Name: Pyroraptor ‭(‬Fire thief‭)‬.
Phonetic: Pie-roe-rap-tor.
Named By: Allain‭ & ‬Taquet‭ ‬-‭ ‬2000.
Classification: Chordata,‭ ‬Reptilia,‭ ‬Dinosauria,‭ ‬Saurischia,‭ ‬Theropoda,‭ ‬Dromaeosauridae.
Species: P.‭ ‬olympius‭ (‬type‭)‬.
Diet: Carnivore.
Size: Uncertain due to incomplete remains.
Known locations: France,‭ ‬Provence.
Time period: Late Campanian/Early Maastrichtian of the Cretaceous.
Fossil representation: Arm,‭ ‬feet,‭ ‬some vertebrae and teeth.

       Pyroraptor acquired its name from the circumstances of its discovery.‭ ‬In‭ ‬1992‭ ‬the partially preserved remains of this dinosaur where discovered after a forest fire had swept through the area.‭ ‬Despite the very incomplete remains it has been possible to identify Pyroraptor as a distinct genus from the unique form of the sickle-shaped claws,‭ ‬features that are common to dromaeosaurid dinosaurs.‭ ‬Another common feature of the dromaeosaurid dinosaurs is the presence of primitive feathers on the body,‭ ‬something that Pyroraptor is also thought to have had despite the current lack of evidence proving it did.
       From the same of region of France that Pyroraptor hails from,‭ ‬another dromaeosaurid named Variraptor has also been named.‭ ‬In the past there has been speculation that Pyroraptor may actually just be further remains of Variraptor which is also known from very incomplete remains.‭ ‬A‭ ‬2009‭ ‬study by Phomphen Chanthasit however pointed out differences in the shape of the ulnas‭ (‬lower arm bones‭) ‬that seems to support keeping Pyroraptor and Variraptor as separate genera.
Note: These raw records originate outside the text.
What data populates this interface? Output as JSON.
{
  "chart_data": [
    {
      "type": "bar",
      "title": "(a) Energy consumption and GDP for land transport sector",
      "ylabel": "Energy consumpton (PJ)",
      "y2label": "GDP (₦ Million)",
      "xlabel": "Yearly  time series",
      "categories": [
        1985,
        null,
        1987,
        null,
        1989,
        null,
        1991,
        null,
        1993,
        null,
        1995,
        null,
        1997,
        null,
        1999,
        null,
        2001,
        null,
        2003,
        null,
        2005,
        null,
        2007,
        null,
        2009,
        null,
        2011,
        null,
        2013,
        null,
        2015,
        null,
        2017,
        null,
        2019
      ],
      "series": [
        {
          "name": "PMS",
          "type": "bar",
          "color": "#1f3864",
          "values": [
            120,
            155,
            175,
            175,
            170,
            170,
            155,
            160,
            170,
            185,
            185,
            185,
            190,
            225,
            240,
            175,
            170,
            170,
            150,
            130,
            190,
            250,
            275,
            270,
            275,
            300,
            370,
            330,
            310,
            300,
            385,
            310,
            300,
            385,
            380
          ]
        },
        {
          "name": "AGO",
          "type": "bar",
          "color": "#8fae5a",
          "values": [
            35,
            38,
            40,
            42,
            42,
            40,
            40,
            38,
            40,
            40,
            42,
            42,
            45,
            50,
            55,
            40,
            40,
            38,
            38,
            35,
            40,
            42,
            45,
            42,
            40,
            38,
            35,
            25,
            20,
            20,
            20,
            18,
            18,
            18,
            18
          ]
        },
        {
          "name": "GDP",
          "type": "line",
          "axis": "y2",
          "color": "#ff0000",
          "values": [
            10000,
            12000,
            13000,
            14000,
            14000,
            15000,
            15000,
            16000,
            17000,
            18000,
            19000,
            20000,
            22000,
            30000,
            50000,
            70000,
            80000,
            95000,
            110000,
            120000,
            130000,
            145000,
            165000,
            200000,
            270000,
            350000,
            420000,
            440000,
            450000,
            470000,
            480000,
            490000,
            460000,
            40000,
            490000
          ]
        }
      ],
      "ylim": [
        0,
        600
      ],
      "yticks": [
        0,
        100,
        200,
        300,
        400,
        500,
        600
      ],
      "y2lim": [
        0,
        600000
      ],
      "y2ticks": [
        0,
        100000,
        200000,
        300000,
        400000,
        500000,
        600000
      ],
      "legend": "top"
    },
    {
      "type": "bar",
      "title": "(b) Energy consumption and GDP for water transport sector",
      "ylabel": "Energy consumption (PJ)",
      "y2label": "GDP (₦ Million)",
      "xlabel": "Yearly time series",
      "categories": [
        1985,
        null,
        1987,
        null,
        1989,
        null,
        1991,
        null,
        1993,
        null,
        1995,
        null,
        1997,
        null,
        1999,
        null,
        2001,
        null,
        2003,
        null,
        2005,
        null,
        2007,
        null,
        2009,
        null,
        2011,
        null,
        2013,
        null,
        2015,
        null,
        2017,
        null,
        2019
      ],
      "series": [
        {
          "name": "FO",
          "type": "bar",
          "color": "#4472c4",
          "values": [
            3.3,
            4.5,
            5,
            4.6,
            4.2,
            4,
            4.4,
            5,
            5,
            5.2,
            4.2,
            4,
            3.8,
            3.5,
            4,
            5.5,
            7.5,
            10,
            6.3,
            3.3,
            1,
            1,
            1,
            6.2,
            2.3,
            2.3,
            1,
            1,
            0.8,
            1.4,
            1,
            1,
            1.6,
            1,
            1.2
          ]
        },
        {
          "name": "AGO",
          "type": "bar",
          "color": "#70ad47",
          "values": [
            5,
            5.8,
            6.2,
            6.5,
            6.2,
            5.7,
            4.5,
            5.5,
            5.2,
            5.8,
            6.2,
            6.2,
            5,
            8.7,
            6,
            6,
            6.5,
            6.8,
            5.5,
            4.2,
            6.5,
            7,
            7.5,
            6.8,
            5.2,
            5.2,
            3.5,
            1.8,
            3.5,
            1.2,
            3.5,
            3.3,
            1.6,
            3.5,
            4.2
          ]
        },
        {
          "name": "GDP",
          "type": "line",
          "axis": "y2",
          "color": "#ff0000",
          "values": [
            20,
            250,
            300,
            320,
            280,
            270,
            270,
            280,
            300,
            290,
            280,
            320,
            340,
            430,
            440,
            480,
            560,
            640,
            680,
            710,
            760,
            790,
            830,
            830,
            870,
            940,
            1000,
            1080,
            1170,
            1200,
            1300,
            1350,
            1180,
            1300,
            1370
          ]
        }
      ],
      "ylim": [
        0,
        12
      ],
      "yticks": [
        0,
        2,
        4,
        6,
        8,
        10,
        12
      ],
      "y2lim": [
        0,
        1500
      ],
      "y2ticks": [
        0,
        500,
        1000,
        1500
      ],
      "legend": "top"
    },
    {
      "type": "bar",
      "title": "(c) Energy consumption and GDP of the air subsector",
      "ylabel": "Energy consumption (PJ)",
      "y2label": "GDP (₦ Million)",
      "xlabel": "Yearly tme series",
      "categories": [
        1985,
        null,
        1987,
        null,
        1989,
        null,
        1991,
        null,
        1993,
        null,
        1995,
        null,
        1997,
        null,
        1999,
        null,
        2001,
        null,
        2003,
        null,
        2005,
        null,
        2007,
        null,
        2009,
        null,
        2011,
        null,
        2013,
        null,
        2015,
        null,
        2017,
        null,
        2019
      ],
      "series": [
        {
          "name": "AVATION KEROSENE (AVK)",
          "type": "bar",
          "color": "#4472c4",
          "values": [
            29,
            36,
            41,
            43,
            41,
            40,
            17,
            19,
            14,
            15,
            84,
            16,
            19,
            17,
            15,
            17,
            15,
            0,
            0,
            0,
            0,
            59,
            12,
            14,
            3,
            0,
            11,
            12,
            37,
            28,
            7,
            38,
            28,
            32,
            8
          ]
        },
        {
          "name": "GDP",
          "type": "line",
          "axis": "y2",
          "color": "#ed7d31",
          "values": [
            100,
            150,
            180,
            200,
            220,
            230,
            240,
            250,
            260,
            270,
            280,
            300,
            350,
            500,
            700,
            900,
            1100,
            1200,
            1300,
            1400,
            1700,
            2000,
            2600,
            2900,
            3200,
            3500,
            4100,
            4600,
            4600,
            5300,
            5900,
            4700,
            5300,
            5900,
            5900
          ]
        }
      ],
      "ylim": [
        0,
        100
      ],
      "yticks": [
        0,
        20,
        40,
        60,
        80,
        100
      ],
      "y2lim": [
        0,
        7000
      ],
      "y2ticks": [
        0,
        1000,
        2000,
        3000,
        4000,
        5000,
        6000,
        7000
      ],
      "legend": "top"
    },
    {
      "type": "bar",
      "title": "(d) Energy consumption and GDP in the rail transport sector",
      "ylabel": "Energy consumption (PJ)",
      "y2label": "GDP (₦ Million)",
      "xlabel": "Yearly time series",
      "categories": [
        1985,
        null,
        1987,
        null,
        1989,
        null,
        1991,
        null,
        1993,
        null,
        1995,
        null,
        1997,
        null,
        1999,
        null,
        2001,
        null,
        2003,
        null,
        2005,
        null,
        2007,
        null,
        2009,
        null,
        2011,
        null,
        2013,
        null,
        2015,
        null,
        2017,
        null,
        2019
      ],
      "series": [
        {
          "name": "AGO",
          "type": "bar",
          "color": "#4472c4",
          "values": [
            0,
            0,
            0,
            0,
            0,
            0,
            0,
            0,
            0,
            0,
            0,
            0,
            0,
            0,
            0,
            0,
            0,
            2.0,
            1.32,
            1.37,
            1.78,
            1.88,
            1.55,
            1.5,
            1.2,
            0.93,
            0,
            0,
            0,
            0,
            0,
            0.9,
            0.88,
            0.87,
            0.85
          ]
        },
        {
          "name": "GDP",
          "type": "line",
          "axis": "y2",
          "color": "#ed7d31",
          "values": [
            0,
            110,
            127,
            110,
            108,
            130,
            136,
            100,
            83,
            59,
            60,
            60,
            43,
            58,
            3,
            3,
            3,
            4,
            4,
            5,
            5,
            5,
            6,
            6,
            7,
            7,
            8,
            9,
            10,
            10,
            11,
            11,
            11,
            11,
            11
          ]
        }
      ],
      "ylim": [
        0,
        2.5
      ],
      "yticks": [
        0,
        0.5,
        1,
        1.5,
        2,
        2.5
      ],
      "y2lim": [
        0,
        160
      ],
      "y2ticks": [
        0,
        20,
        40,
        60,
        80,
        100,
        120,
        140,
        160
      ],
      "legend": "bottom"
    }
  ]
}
       Pyroraptor was one of the main dinosaurs featured in the‭ ‬2003‭ ‬Discovery Channel TV series Dinosaur Planet‭ (‬not to be confused with‭ ‬2011‭ ‬BBC series Planet Dinosaur‭)‬.‭ ‬The episode titled Pod’s Travels shows a speculative reconstruction where a lone Pyroraptor named Pod gets stranded upon a small island after a Tsunami,‭ ‬where he comes into contact with much smaller dwarf forms of the dinosaurs that he knew from the mainland including Magyarosaurus and Tarascosaurus.